2.1. Component repositories
Components included as submodules:
GFS UTILS (https://github.com/ufs-community/gfs_utils): Utility codes needed by Global Workflow to run the GFS configuration
UFS-Weather-Model (https://github.com/ufs-community/ufs-weather-model): This is the core model used by the Global-Workflow to provide forecasts. The UFS-weather-model repository is an umbrella repository consisting of cooupled component earth systeme that are all checked out when we check out the code at the top level of the repoitory
GSI (https://github.com/NOAA-EMC/GSI): This is the core code base for atmospheric Data Assimilation
GSI UTILS (https://github.com/NOAA-EMC/GSI-Utils): Utility codes needed by GSI to create analysis
GSI Monitor (https://github.com/NOAA-EMC/GSI-Monitor): These tools monitor the GSI package’s data assimilation, detecting and reporting missing data sources, low observation counts, and high penalty values
GDAS (https://github.com/NOAA-EMC/GDASApp): Jedi based Data Assimilation system. This system is currently being developed for marine Data Assimilation and in time will replace GSI for atmospheric data assimilation as well
UFS UTILS (https://github.com/ufs-community/UFS_UTILS): Utility codes needed for UFS-weather-model
wxflow (https://github.com/NOAA-EMC/wxflow): Collection of python utilities for weather workflows
Verif global (https://github.com/NOAA-EMC/EMC_verif-global): Verification package to evaluate GFS parallels. It uses MET and METplus. At this moment the verification package is limited to providing atmospheric metrics only
Note
When running the system in forecast-only mode the Data Assimilation components are not needed and are hence not built.
2.2. External dependencies
2.2.1. Libraries
All the libraries that are needed to run the end to end Global Workflow are built using a package manager. These are served via spack-stack. These libraries are already available on supported NOAA HPC platforms.
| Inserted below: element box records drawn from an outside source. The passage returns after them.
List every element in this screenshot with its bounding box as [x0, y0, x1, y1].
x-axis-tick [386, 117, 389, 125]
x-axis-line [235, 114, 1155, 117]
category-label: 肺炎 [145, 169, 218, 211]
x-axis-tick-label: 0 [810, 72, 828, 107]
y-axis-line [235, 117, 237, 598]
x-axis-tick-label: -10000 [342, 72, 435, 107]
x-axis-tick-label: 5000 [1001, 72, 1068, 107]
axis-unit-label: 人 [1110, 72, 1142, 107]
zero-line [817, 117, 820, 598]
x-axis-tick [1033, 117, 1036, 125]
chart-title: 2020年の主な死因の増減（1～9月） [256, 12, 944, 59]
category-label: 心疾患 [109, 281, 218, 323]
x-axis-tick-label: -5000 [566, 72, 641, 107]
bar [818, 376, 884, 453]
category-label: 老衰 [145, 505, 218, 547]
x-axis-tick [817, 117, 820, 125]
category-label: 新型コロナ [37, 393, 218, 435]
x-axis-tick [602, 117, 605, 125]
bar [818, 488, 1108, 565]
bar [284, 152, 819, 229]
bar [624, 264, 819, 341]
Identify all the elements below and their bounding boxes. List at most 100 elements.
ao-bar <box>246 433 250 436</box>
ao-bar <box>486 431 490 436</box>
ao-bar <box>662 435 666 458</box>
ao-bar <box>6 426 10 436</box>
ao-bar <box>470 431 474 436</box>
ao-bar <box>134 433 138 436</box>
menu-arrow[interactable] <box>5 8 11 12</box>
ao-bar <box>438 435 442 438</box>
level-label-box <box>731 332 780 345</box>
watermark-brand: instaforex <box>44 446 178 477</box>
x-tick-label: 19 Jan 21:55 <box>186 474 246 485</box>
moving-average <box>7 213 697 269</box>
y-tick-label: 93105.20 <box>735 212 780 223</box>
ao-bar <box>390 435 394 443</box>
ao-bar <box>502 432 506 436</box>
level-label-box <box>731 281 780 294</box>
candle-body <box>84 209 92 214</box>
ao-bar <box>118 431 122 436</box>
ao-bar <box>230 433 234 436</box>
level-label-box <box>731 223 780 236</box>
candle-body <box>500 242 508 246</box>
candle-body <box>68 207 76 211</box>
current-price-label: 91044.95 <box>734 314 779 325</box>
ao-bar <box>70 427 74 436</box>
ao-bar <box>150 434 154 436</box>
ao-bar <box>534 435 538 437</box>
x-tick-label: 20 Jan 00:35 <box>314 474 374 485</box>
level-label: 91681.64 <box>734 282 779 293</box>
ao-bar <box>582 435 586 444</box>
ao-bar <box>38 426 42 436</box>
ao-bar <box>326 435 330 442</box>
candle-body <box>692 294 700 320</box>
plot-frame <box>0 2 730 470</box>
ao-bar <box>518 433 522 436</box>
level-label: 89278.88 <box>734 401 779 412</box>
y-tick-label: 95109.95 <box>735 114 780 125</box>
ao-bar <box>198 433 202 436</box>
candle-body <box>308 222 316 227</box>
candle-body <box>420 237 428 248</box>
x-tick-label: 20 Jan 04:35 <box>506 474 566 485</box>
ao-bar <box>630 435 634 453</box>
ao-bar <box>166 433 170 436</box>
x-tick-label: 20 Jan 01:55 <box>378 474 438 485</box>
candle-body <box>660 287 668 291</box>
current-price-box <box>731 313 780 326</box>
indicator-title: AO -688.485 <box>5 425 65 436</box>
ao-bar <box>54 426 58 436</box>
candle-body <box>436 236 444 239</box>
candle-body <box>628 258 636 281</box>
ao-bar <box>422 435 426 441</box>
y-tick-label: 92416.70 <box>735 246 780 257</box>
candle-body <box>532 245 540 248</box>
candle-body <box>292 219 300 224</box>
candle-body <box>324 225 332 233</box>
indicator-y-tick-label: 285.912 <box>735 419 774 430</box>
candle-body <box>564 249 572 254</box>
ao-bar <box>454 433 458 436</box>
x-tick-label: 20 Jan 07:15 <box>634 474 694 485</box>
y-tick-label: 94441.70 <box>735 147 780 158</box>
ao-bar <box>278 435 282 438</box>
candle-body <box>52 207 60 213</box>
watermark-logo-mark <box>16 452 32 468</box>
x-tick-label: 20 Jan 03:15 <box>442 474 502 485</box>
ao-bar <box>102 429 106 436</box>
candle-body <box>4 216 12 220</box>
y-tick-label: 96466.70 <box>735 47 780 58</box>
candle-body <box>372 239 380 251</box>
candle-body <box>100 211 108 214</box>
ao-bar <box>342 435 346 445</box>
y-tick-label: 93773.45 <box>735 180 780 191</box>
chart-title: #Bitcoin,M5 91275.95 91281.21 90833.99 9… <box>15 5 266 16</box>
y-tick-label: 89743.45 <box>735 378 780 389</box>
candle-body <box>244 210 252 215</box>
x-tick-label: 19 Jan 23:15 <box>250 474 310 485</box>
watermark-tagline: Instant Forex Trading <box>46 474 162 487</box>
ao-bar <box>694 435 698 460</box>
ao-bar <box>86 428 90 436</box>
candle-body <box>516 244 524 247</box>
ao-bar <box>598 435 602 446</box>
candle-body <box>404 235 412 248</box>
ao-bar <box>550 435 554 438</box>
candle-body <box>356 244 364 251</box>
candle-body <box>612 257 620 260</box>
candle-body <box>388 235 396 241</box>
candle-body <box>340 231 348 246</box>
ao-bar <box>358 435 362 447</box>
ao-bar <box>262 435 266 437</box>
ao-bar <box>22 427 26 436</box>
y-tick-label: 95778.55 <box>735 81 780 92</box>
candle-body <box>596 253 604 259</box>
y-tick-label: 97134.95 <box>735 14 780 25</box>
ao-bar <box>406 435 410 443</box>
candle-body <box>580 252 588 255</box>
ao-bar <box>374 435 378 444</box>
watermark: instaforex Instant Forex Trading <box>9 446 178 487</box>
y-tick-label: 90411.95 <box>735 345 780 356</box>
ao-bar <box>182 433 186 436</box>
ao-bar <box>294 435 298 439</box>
Find information on official installations of spack-stack here:
https://github.com/JCSDA/spack-stack/wiki/Porting-spack-stack-to-a-new-system
2.2.2. Observation data (OBSPROC/prep)
2.2.2.1. Data
Observation data, also known as dump data, is prepared in production and then archived in a global dump archive (GDA) for use by users when running cycled experiments. The GDA (identified as $DMPDIR
in the workflow) is available on supported platforms and the workflow system knows where to find the data.
Hera:
/scratch1/NCEPDEV/global/glopara/dump
Orion/Hercules:
/work/noaa/rstprod/dump
Jet:
/mnt/lfs4/HFIP/hfv3gfs/glopara/dump
WCOSS2:
/lfs/h2/emc/global/noscrub/emc.global/dump
S4:
/data/prod/glopara/dump
2.2.2.1.1. Global Dump Archive Structure
The global dump archive (GDA) mimics the structure of its production source:
GDAS/GFS:
DMPDIR/gdas[gfs].PDY/CC/atmos/FILES
RTOFS:
DMPDIR/rtofs.PDY/FILES
The GDA also contains special versions of some datasets and experimental data that is being evaluated ahead of implementation into production. The following subfolder suffixes exist:
SUFFIX |
WHAT |
---|---|
nr |
Non-restricted versions of restricted files in production. Produced in production. Restriced data is fully stripped from files. These files remain as is. |
ur |
Un-restricted versions of restricted files in production. Produced and archived on a 48hrs delay. Some restricted datasets are unrestricted. Data amounts: restricted > un-restricted > non-restricted Limited availability. Discontinued producing mid-2023. |
x |
Experimental global datasets being evaluated for production. Dates and types vary depending on upcoming global upgrades. |
y |
Similar to “x” but only used when there is a duplicate experimental file in the x subfolder with the same name. These files will be different from both the production versions (if that exists already) and the x versions. This suffix is rarely used. |
p |
Pre-production copy of full dump dataset, as produced by NCO during final 30-day parallel ahead of implementation. Not always archived. |
2.2.2.2. Data processing
Upstream of the global-workflow is the collection, quality control, and packaging of observed weather. The handling of that data is done by the OBSPROC group codes and scripts. The global-workflow uses two packages from OBSPROC to run its prep step to prepare observation (dump) data for use by the analysis system:
Package versions and locations on supported platforms are set in the global-workflow system configs, modulefiles, and version files.